Removing Metadata from DataHub

There are a two ways to delete data from DataHub.

Configuring DataHub CLI#

The CLI will point to localhost DataHub by default. Running

datahub init

will allow you to customize the datahub instance you are communicating with.

Note: Provide your GMS instance's host when the prompt asks you for the DataHub host.

Alternatively, you can set the following env variables if you don't want to use a config file

DATAHUB_SKIP_CONFIG=TrueDATAHUB_GMS_HOST=http://localhost:8080DATAHUB_GMS_TOKEN=

The env variables take precendence over what is in the config.

Delete By Urn#

To delete all the data related to a single entity, run

datahub delete --urn "<my urn>"

Note: make sure you surround your urn with quotes! If you do not include the quotes, your terminal may misinterpret the command.

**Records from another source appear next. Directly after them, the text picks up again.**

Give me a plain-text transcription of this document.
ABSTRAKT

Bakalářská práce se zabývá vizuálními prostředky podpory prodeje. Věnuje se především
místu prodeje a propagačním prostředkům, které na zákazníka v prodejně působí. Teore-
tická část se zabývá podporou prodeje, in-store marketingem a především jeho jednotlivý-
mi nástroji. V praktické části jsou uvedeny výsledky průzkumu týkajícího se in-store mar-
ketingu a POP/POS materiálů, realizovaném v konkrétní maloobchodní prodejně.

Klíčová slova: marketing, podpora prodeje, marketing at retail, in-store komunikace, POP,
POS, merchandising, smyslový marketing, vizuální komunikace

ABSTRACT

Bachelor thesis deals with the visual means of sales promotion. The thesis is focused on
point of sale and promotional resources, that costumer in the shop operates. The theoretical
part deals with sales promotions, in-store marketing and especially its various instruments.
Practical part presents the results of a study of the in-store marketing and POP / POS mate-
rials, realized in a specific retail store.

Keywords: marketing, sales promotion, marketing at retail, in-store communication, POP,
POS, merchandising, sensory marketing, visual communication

Rollback Ingestion Batch Run#

Whenever you run datahub ingest -c ..., all the metadata ingested with that run will have the same run id.

To view the ids of the most recent set of ingestion batches, execute

datahub ingest list-runs

That will print out a table of all the runs. Once you have an idea of which run you want to roll back, run

datahub ingest show --run-id <run-id>

to see more info of the run.

Finally, run

datahub ingest rollback --run-id <run-id>

To rollback all aspects added with this run and all entities created by this run.